Many Potential Players
Some unexpected auction filers deserve a second look as well. There's Vavasi NexGen, owned by Bellevue (Wash.)-based Indian Connexion, a U.S. company that is, in turn, the property of Vavasi Telegence, an Indian technology company. The parent company is launching high-speed wireless data services in countries around the world. Clearly, the U.S. could be its next target. Indian Connexion has filed a petition with the FCC asking for consent to be foreign-owned.
Then, there's Chevron USA—yes, the oil company. Chevron (CVX), which has hundreds of drilling platforms out in the Gulf, is hoping to build its own communications network allowing workers to talk to one another and to headquarters (currently, the company uses satellite phones for that). But that network may end up being quite ambitious, as the company may also be interested in owning a network for the tracking of its various trucks and containers as they move to their destinations around the country.
Microsoft co-founder Paul Allen's Vulcan Capital has an eye on the spectrum as well. The reasons for Allen's interest could be twofold: Allen, of course, is the chairman of U.S.'s third-largest cable company, Charter Communications (CHTR). And Charter, just like auction participants and cable companies Cox (COX) and Cablevision (CVC), increasingly finds it necessary to offer wireless services along with video and high-speed Internet services. Several cable companies that bid in this auction might eventually band together and offer nationwide coverage.
But Allen, known for his philanthropy, may also be interested in building out a wireless network that offers low-cost wireless connectivity for people who can't afford cell phones today. "This may be a chance to be a benefactor and to be profitable," Doherty says.
Another participant to watch is Guam Cellular & Paging, which provides services in Guam. Since 2006 the company has been owned by the largest Japanese carrier, NTT DoCoMo, which may have bigger plans for the U.S. wireless market than it lets on. DoCoMo may look to provide high-speed wireless data services across the U.S., and Guam may be a starting point for that effort.

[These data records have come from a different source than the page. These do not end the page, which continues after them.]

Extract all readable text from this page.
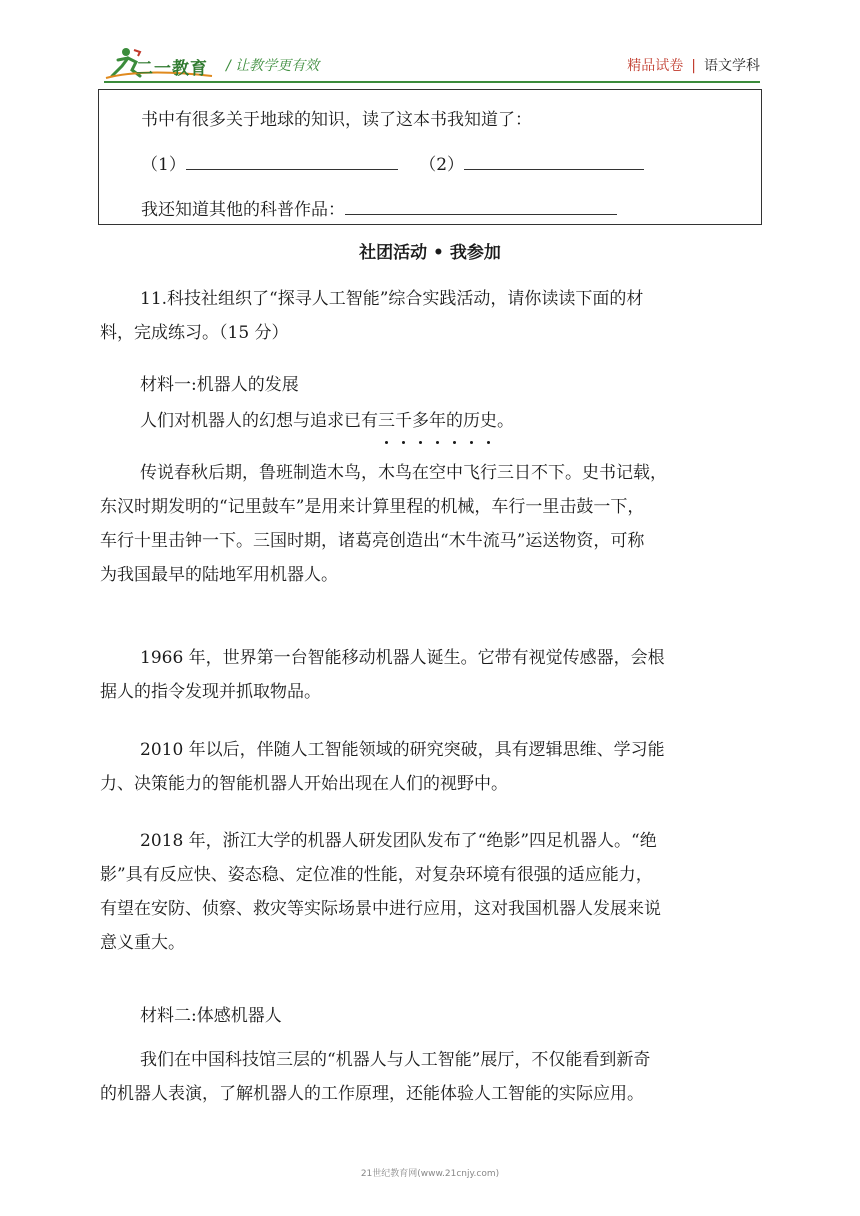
二一教育 / 让教学更有效	精品试卷 | 语文学科
书中有很多关于地球的知识，读了这本书我知道了：
（1）	（2）
我还知道其他的科普作品：
社团活动 • 我参加
11.科技社组织了“探寻人工智能”综合实践活动，请你读读下面的材
料，完成练习。（15 分）
材料一:机器人的发展
人们对机器人的幻想与追求已有三千多年的历史。
传说春秋后期，鲁班制造木鸟，木鸟在空中飞行三日不下。史书记载，
东汉时期发明的“记里鼓车”是用来计算里程的机械，车行一里击鼓一下，
车行十里击钟一下。三国时期，诸葛亮创造出“木牛流马”运送物资，可称
为我国最早的陆地军用机器人。
1966 年，世界第一台智能移动机器人诞生。它带有视觉传感器，会根
据人的指令发现并抓取物品。
2010 年以后，伴随人工智能领域的研究突破，具有逻辑思维、学习能
力、决策能力的智能机器人开始出现在人们的视野中。
2018 年，浙江大学的机器人研发团队发布了“绝影”四足机器人。“绝
影”具有反应快、姿态稳、定位准的性能，对复杂环境有很强的适应能力，
有望在安防、侦察、救灾等实际场景中进行应用，这对我国机器人发展来说
意义重大。
材料二:体感机器人
我们在中国科技馆三层的“机器人与人工智能”展厅，不仅能看到新奇
的机器人表演，了解机器人的工作原理，还能体验人工智能的实际应用。
21世纪教育网(www.21cnjy.com)
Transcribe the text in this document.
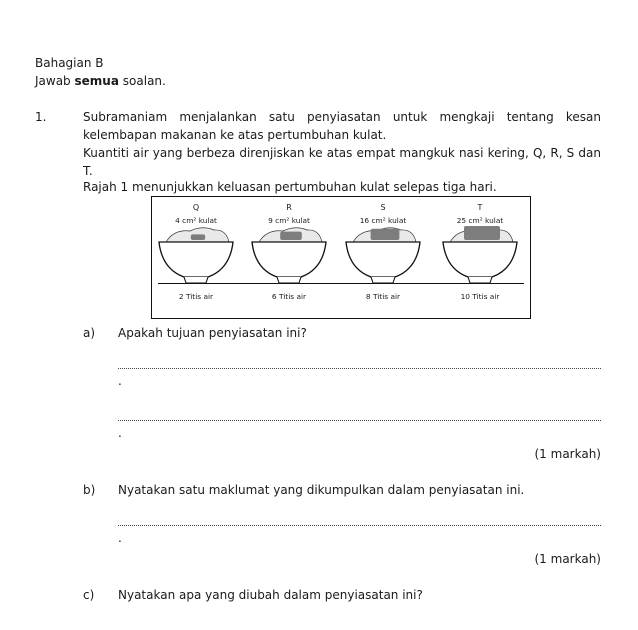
Bahagian B
Jawab semua soalan.
1.	Subramaniam menjalankan satu penyiasatan untuk mengkaji tentang kesan
kelembapan makanan ke atas pertumbuhan kulat.
Kuantiti air yang berbeza direnjiskan ke atas empat mangkuk nasi kering, Q, R, S dan
T.
Rajah 1 menunjukkan keluasan pertumbuhan kulat selepas tiga hari.
Q	R	S	T
4 cm² kulat	9 cm² kulat	16 cm² kulat	25 cm² kulat
2 Titis air	6 Titis air	8 Titis air	10 Titis air
a) Apakah tujuan penyiasatan ini?
.
.
(1 markah)
b) Nyatakan satu maklumat yang dikumpulkan dalam penyiasatan ini.
.
(1 markah)
c) Nyatakan apa yang diubah dalam penyiasatan ini?
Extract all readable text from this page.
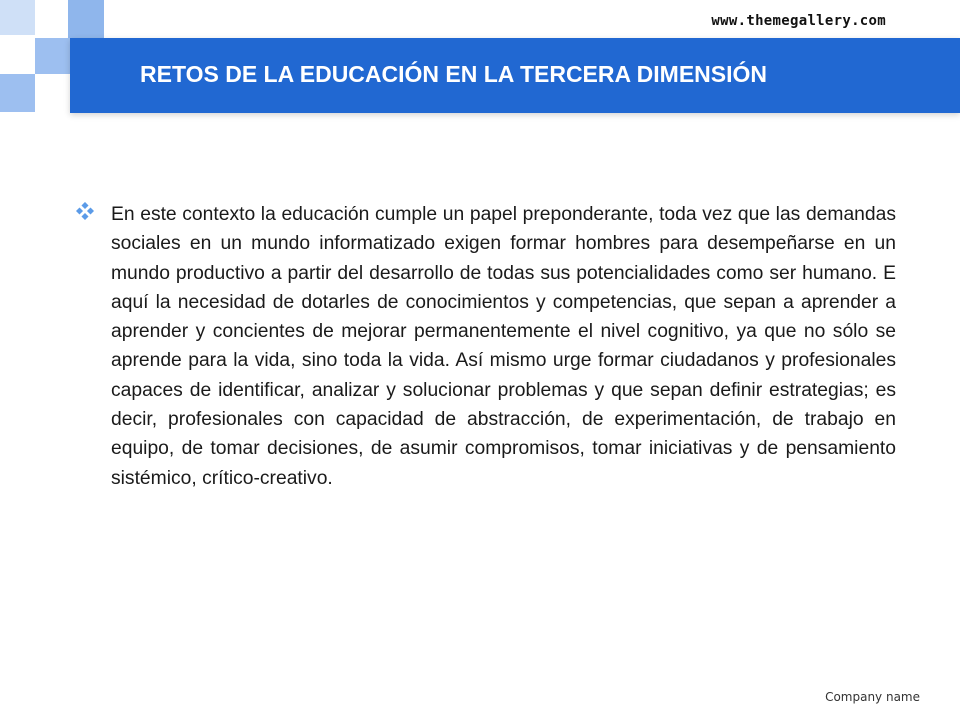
www.themegallery.com
RETOS DE LA EDUCACIÓN EN LA TERCERA DIMENSIÓN

En este contexto la educación cumple un papel preponderante, toda vez que las demandas sociales en un mundo informatizado exigen formar hombres para desempeñarse en un mundo productivo a partir del desarrollo de todas sus potencialidades como ser humano. E aquí la necesidad de dotarles de conocimientos y competencias, que sepan a aprender a aprender y concientes de mejorar permanentemente el nivel cognitivo, ya que no sólo se aprende para la vida, sino toda la vida. Así mismo urge formar ciudadanos y profesionales capaces de identificar, analizar y solucionar problemas y que sepan definir estrategias; es decir, profesionales con capacidad de abstracción, de experimentación, de trabajo en equipo, de tomar decisiones, de asumir compromisos, tomar iniciativas y de pensamiento sistémico, crítico-creativo.

Company name
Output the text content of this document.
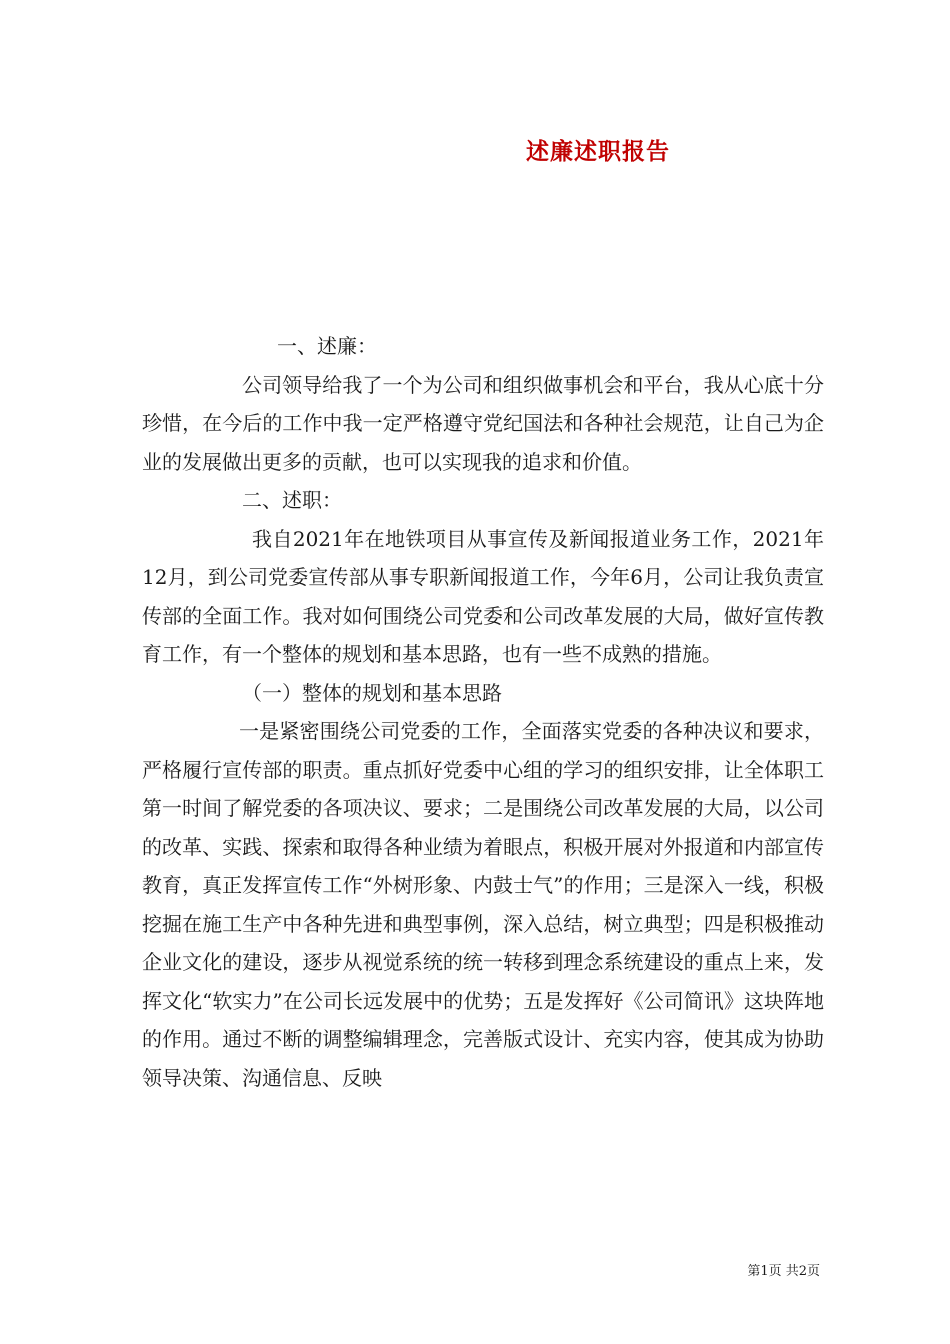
述廉述职报告

一、述廉：

公司领导给我了一个为公司和组织做事机会和平台，我从心底十分珍惜，在今后的工作中我一定严格遵守党纪国法和各种社会规范，让自己为企业的发展做出更多的贡献，也可以实现我的追求和价值。

二、述职：

我自2021年在地铁项目从事宣传及新闻报道业务工作，2021年12月，到公司党委宣传部从事专职新闻报道工作，今年6月，公司让我负责宣传部的全面工作。我对如何围绕公司党委和公司改革发展的大局，做好宣传教育工作，有一个整体的规划和基本思路，也有一些不成熟的措施。

（一）整体的规划和基本思路

一是紧密围绕公司党委的工作，全面落实党委的各种决议和要求，严格履行宣传部的职责。重点抓好党委中心组的学习的组织安排，让全体职工第一时间了解党委的各项决议、要求；二是围绕公司改革发展的大局，以公司的改革、实践、探索和取得各种业绩为着眼点，积极开展对外报道和内部宣传教育，真正发挥宣传工作“外树形象、内鼓士气”的作用；三是深入一线，积极挖掘在施工生产中各种先进和典型事例，深入总结，树立典型；四是积极推动企业文化的建设，逐步从视觉系统的统一转移到理念系统建设的重点上来，发挥文化“软实力”在公司长远发展中的优势；五是发挥好《公司简讯》这块阵地的作用。通过不断的调整编辑理念，完善版式设计、充实内容，使其成为协助领导决策、沟通信息、反映

第1页 共2页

Entity Pulse Mobile actually has the backing of TeleGuam, a rural carrier on the island of Guam, where Shamrock Holdings has an investment. Shamrock, headed by Roy Disney, director emeritus of Walt Disney (DIS), also holds a significant investment in Disney, which has dabbled in wireless services, albeit unsuccessfully. Disney Mobile service for kids and their parents closed its doors earlier this year. Perhaps Roy Disney is hoping to figure out how to combine Disney's stellar cartoons, shows, and film content with a mobile service, and is looking to acquire spectrum for that purpose. On the other hand, TeleGuam may simply be looking to improve its coverage. Both TeleGuam and DoCoMo, however, have to find a way around the no-foreign-ownership rule.
Then, of course, there are the potential speculators. Wireless industry veteran Charles Townsend, who sold a chunk of his 700-MHz spectrum to AT&T this summer for about $2.5 billion, is at it again. His Aloha Partners will participate in Auction 73 under the name of Bluewater Wireless. Based on Townsend's track record, he may try to buy a chunk of the spectrum to turn around and sell in a few years. But then, that's what a land grab is all about.